French ex-police officer identified as serial killer and rapist after 35-year hunt

After a 35-year hunt, a former police officer has been identified as being behind a series of murders, rapes and false imprisonment, French officials said Thursday.

The man took his own life earlier this week.

In a statement seen by CNN, Paris public prosecutor Laure Beccuau said DNA tests had "established a link between the genetic profile found at several crime scenes and that of the dead man."

Officials had been looking for the perpetrator of five crimes committed between 1986 and 1994, including the "rape of 15-year-old minors, murders, attempted homicide, armed robberies, wrongful use of title and kidnapping and false imprisonment of a 15-year-old," the prosecutor said.

According to her statement, the evidence collected suggested the person responsible could have been an officer in the police division of the military at the time of the crimes, and investigators were able to isolate the perpetrator's DNA profile.

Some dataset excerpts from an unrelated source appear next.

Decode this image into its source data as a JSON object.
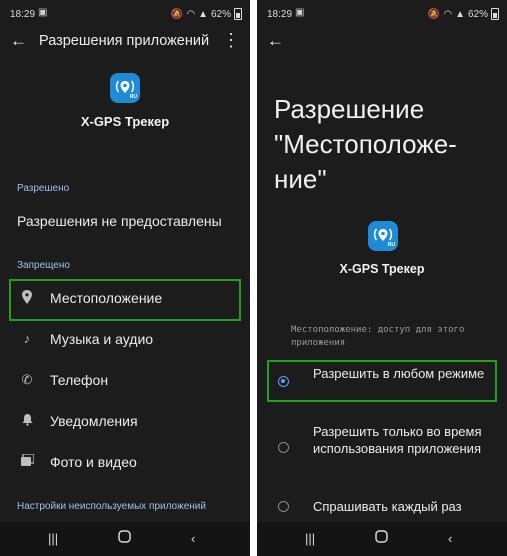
{
  "left_screen": {
    "status": {
      "time": "18:29",
      "battery": "62%"
    },
    "title": "Разрешения приложений",
    "app_name": "X-GPS Трекер",
    "app_icon_badge": "RU",
    "allowed_header": "Разрешено",
    "allowed_none": "Разрешения не предоставлены",
    "denied_header": "Запрещено",
    "denied_items": [
      {
        "label": "Местоположение",
        "icon": "location-pin-icon"
      },
      {
        "label": "Музыка и аудио",
        "icon": "music-note-icon"
      },
      {
        "label": "Телефон",
        "icon": "phone-icon"
      },
      {
        "label": "Уведомления",
        "icon": "bell-icon"
      },
      {
        "label": "Фото и видео",
        "icon": "photo-icon"
      }
    ],
    "unused_apps_header": "Настройки неиспользуемых приложений"
  },
  "right_screen": {
    "status": {
      "time": "18:29",
      "battery": "62%"
    },
    "title": "Разрешение \"Местоположе-ние\"",
    "title_lines": [
      "Разрешение",
      "\"Местоположе-",
      "ние\""
    ],
    "app_name": "X-GPS Трекер",
    "app_icon_badge": "RU",
    "caption": "Местоположение: доступ для этого приложения",
    "options": [
      {
        "label": "Разрешить в любом режиме",
        "selected": true
      },
      {
        "label": "Разрешить только во время использования приложения",
        "selected": false
      },
      {
        "label": "Спрашивать каждый раз",
        "selected": false
      }
    ]
  },
  "colors": {
    "highlight": "#22a022",
    "accent": "#5aa0f0",
    "app_icon": "#1f8ad6",
    "background": "#1c1c1c"
  }
}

The 59-year-old man, who lived in the south of France, was told on September 24 that he would be examined on Wednesday as part of the investigation.

Around 750 men serving as military police officers in the Paris region at the time of the crimes were called in for examination.

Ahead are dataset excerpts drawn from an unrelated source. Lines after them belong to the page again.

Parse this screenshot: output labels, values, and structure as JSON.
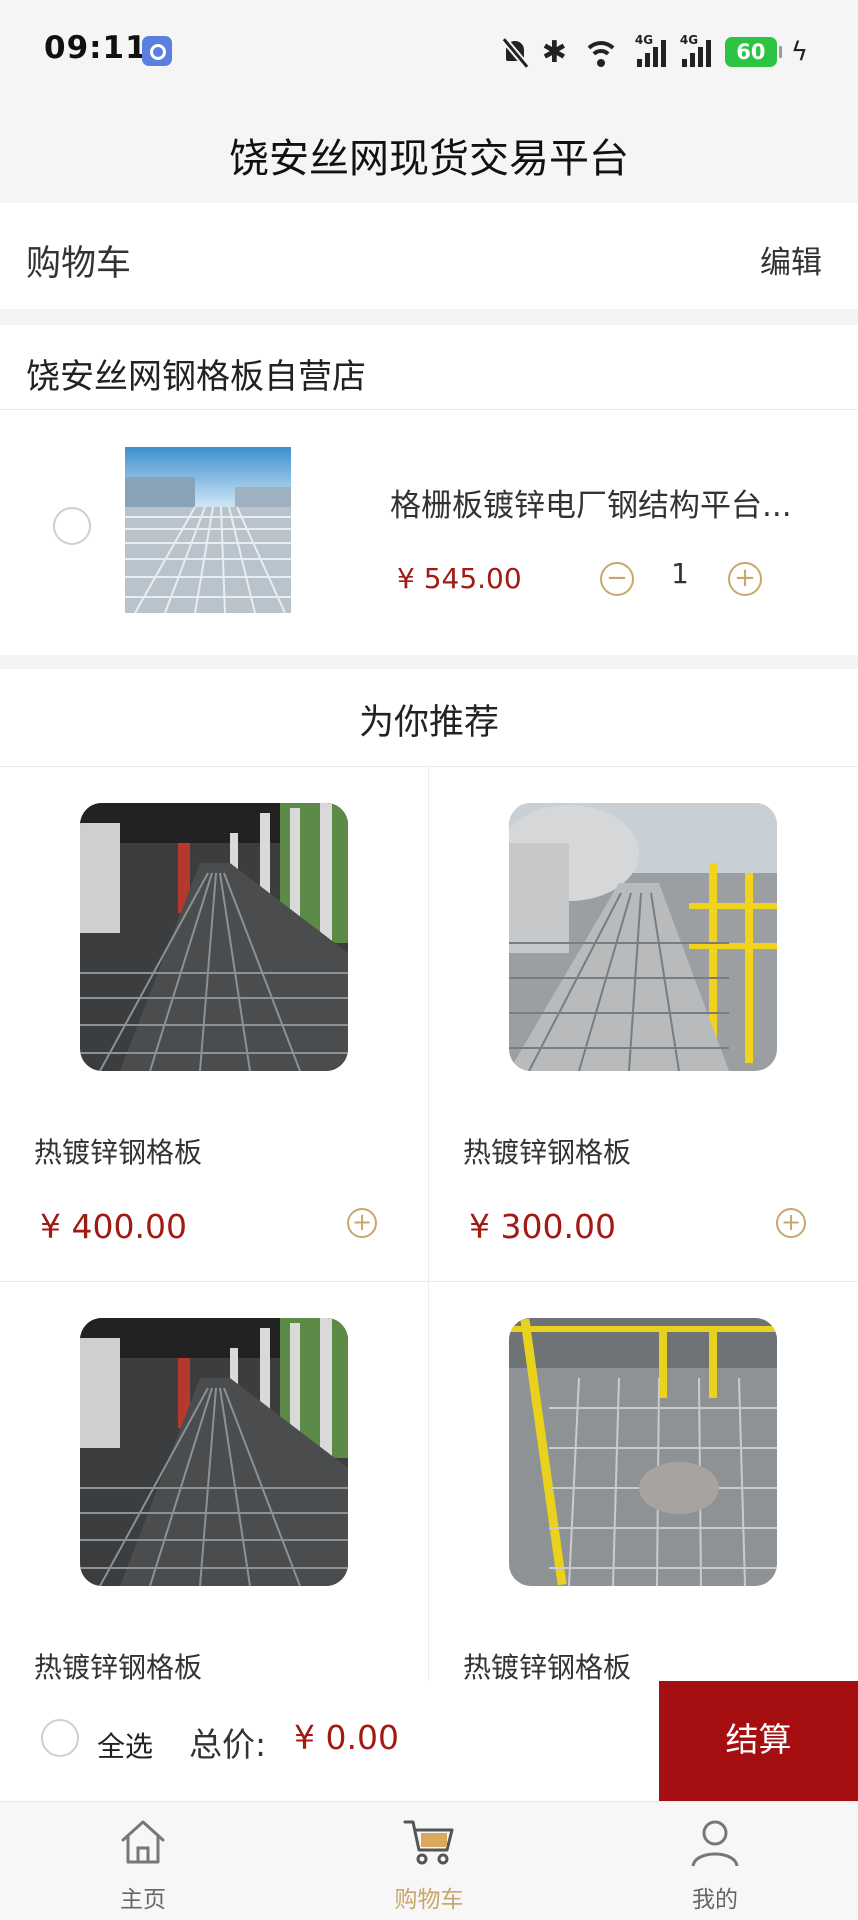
{
  "status_bar": {
    "time": "09:11",
    "battery": "60"
  },
  "nav": {
    "title": "饶安丝网现货交易平台"
  },
  "cart": {
    "title": "购物车",
    "edit_label": "编辑"
  },
  "store": {
    "name": "饶安丝网钢格板自营店",
    "item": {
      "name": "格栅板镀锌电厂钢结构平台...",
      "price": "¥ 545.00",
      "quantity": "1"
    }
  },
  "recommend": {
    "title": "为你推荐",
    "products": [
      {
        "name": "热镀锌钢格板",
        "price": "¥ 400.00"
      },
      {
        "name": "热镀锌钢格板",
        "price": "¥ 300.00"
      },
      {
        "name": "热镀锌钢格板",
        "price": ""
      },
      {
        "name": "热镀锌钢格板",
        "price": ""
      }
    ]
  },
  "checkout": {
    "select_all": "全选",
    "total_label": "总价:",
    "total_value": "¥ 0.00",
    "button_label": "结算"
  },
  "tabs": [
    {
      "label": "主页",
      "icon": "home-icon",
      "active": false
    },
    {
      "label": "购物车",
      "icon": "cart-icon",
      "active": true
    },
    {
      "label": "我的",
      "icon": "person-icon",
      "active": false
    }
  ],
  "colors": {
    "price": "#a21a14",
    "checkout_button": "#a50f12",
    "accent_gold": "#c9a76c",
    "battery": "#2ec443"
  }
}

The prosecutor said the man was reported missing by his wife on Monday and found dead in the southern commune of Le Grau-du-Roi two days later, the day of his scheduled examination.

Beccuau said he had initially been part of the military's police division before joining the police force, and was retired at the time of his death.

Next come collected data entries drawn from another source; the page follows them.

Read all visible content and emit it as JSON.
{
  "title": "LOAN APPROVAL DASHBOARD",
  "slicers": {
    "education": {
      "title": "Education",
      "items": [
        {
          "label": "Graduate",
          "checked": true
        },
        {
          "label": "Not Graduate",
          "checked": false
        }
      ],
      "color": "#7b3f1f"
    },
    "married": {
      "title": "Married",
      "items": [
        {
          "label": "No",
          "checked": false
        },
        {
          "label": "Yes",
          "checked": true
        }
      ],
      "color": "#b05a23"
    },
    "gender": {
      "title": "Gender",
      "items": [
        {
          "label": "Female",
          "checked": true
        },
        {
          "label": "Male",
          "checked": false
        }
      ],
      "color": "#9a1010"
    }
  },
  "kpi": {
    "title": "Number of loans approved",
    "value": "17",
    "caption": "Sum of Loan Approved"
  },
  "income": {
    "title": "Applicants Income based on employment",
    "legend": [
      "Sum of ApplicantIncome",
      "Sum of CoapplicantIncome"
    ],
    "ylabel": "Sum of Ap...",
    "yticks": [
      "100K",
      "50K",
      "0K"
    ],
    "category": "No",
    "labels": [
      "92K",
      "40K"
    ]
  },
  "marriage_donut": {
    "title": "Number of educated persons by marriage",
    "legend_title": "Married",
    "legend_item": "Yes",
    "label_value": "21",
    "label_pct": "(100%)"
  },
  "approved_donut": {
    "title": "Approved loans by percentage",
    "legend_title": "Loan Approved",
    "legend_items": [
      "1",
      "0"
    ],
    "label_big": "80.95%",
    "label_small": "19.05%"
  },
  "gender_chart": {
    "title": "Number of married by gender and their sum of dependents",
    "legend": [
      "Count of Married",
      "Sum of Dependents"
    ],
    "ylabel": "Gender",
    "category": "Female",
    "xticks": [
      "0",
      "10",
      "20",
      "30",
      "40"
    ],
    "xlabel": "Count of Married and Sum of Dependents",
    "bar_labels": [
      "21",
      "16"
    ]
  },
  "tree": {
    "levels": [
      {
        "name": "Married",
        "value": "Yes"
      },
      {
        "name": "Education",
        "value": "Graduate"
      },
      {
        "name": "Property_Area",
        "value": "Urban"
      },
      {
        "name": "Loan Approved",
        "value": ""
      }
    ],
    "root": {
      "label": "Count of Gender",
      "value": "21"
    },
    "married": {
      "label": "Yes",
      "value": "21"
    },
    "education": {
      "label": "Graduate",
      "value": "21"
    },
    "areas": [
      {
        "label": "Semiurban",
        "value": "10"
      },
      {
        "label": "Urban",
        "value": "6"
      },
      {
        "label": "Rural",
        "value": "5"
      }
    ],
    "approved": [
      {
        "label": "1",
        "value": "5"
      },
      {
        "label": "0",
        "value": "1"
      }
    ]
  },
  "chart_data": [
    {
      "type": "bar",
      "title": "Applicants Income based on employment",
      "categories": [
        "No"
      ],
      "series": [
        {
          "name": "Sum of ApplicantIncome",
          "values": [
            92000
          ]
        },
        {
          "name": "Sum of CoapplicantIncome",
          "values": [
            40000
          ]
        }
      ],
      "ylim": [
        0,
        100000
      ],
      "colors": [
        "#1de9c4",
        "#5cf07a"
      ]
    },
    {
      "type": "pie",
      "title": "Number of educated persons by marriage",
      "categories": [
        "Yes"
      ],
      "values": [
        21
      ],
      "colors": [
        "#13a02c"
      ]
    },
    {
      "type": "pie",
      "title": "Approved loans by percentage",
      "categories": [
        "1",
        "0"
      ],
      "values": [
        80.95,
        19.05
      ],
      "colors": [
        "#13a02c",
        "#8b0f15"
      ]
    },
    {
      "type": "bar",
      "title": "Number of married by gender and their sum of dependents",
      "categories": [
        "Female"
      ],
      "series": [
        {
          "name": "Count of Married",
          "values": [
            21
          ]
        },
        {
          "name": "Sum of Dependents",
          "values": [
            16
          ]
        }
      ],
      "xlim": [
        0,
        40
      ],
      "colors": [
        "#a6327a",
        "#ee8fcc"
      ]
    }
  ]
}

Although the prosecutor did not name the man in her statement, CNN affiliate BFMTV said a source close to the investigation had named him as François Verove.

Citing local media, BFMTV said Verove left a suicide note confessing he was a murderer but did not give the names of his victims. However, he said he had "gotten a grip" on himself and hadn't "done anything since 1997."

Former police chief Christian Flaesch, who investigated the 1986 rape and murder of 11-year-old Cécile Bloch, linked Verove to the crime in an interview with BFMTV Friday and said new technologies had facilitated the breakthrough in the case.

BFMTV also said the man was suspected of murdering 20-year-old Irmgard Mueller and 38-year-old Gilles Politi in 1987.

The suspect was nicknamed "Le Grêlé," or "The Pockmarked Man" in local media, after the Bloch family described a man they saw in their corridor around the time of Cécile's murder, according to BFMTV.

Citing Le Parisien, BFMTV said the man had served in the cavalry of the Republican Guard from 1983 to 1988 before becoming part of the regular police force and serving in the juvenile squad in charge of minors.

Local news outlet Le Midi Libre said Verove had joined the local council in the southern commune of Prades-le-Lez in 2019, citing former mayor Jean-Marc Lussert.

"I feel both satisfaction and also pain for the Bloch family," Bernard Pasqualini, former investigator in charge of the case in 1986, said in an interview with BFMTV on Thursday. "This man will go unpunished."

The news comes the same week as former UK police officer Wayne Couzens was given a whole-life sentence for the kidnapping, rape and murder of 33-year-old Sarah Everard after using his police identification to carry out a false arrest.